For many people with diabetes, regular, personal interaction with healthcare providers is key to helping them successfully manage their disease. The opportunity to ask questions, share concerns, and receive support and encouragement from their providers is highly valued by many patients, and can have a real impact on their health outcomes. 1
But what happens when a global pandemic forces most face-to-face appointments to go virtual? And what happens to the quality of virtual appointments in cases where providers need lab quality results to confidently assess a patient’s condition?
Integrating self-testing options with a telemedicine program may be just the thing patients and providers need to enjoy the flexibility of telemedicine without sacrificing the quality of care.

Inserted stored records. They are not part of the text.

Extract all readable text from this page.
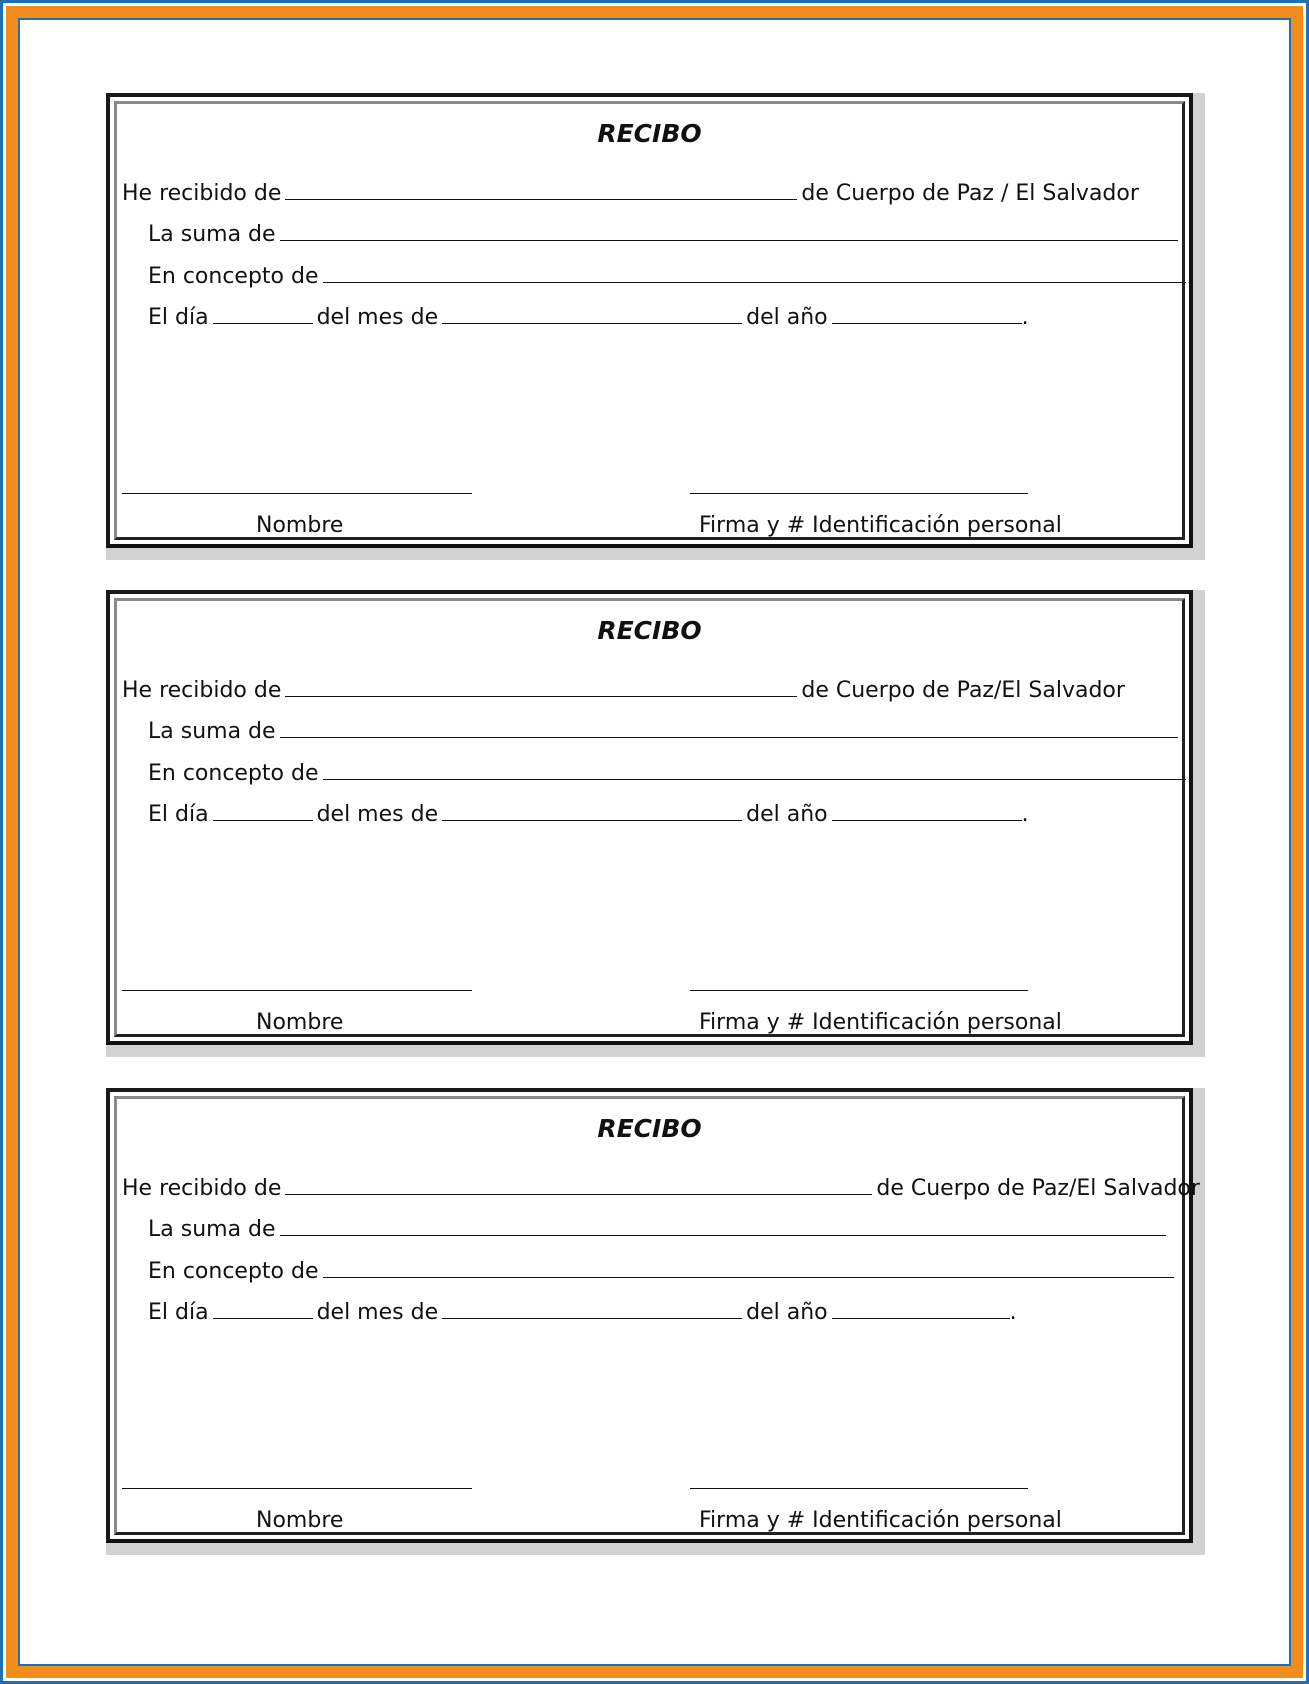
RECIBO
He recibido de	de Cuerpo de Paz / El Salvador
La suma de
En concepto de
El día	del mes de	del año	.
Nombre	Firma y # Identificación personal
RECIBO
He recibido de	de Cuerpo de Paz/El Salvador
La suma de
En concepto de
El día	del mes de	del año	.
Nombre	Firma y # Identificación personal
RECIBO
He recibido de	de Cuerpo de Paz/El Salvador
La suma de
En concepto de
El día	del mes de	del año	.
Nombre	Firma y # Identificación personal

Bridging the Telemedicine Lab Test Gap
Although virtual appointments have increased by 35% since COVID-19 took hold, there are many patients and providers who are reluctant to try virtual appointments due in part to a perceived decrease in the quality of care when it is conducted virtually.2One reason for that perception is that the kinds of lab tests healthcare providers would typically use to assess the efficacy of their patient’s treatment cannot be performed virtually.2 Since the recent switch to virtual appointments was so sudden, many telemedicine programs have not yet caught up to the world of at-home, self-collection blood tests available on the market today, forcing providers and patients to do without the information they usually rely on to provide the highest quality care.
Patients and providers don’t have to miss out on the valuable insights lab tests can provide when they switch to virtual appointments. For example, people with diabetes can perform A1C tests at home with the A1CNow® Self Check test system. It is easy to use and has been shown to produce results that are as accurate as those from traditional laboratories.3 That means that both patients and providers can trust that they are receiving the same quality results they would likely receive from an office-run or lab-run test.